Estaba en Berlín por temas de trabajo, después de la cena, tomando una cerveza con mi jefe y nuestro contacto en Alemania, cuando una imagen en la esquina de la barra del bar atrae mi mirada irremediablemente: ¿Pero qué carajo es lo que hay en ese bote?
Es algo superior a mí: algo metido en un frasco con un liquidillo y un montón de hierbas pululando por allí… Eso pinta a fermentado… y es algo que no podemos dejar de probar antes de irnos. Así que nada, llamo al camarero y le pido uno ante la atónita mirada de mis partners.

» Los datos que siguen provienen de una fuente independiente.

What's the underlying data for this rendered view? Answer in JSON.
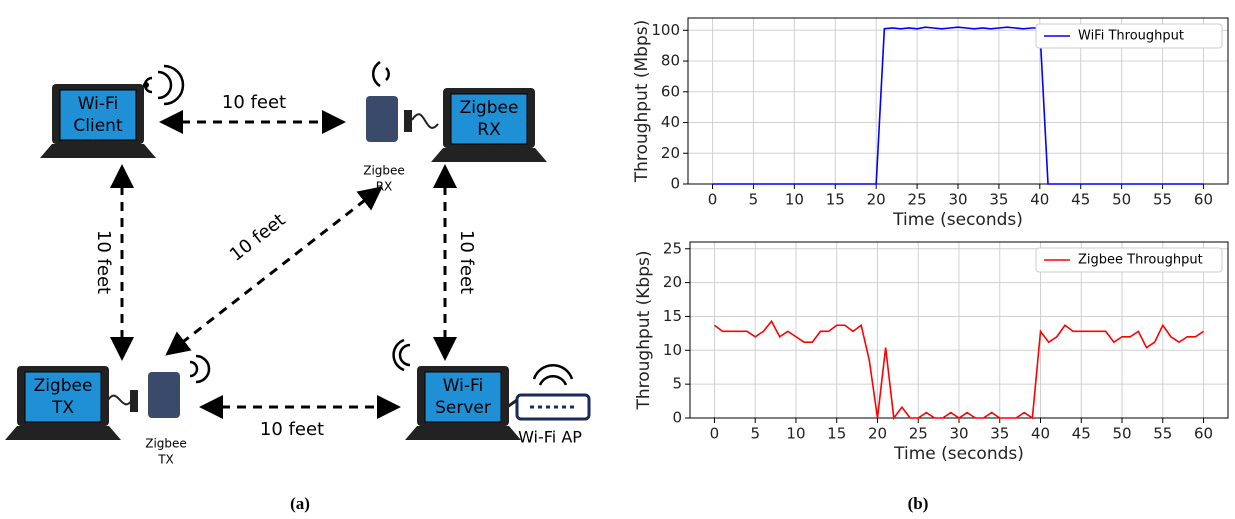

Me explican que es una receta típica de la zona y me dan un papel con las instrucciones para comerlo.
1. Pelar el huevo
2. Sacar la yema (nótese el colorcillo rancio que desprende por el exterior) con una cuchara.
3. Echar un poco de vinagre y aceite (eso sí que daba miedo… por dios, a saber de qué era ese aceite)
4. Un poquito de sal y…
5. ¡Zas! ¡P’adentro!
La verdad es que sabía un poco más avinagrado que un huevo duro, pero pensaba que iba a ser algo un poco más, digamos extremo.
Finalmente me comí dos. Al día siguiente, para alivio de mi jefe, me desperté del mismo color que la noche anterior y sin necesidad de ir al lavabo más allá de lo normal; por lo que pudimos entrevistarnos con los posibles clientes sin contratiempo alguno.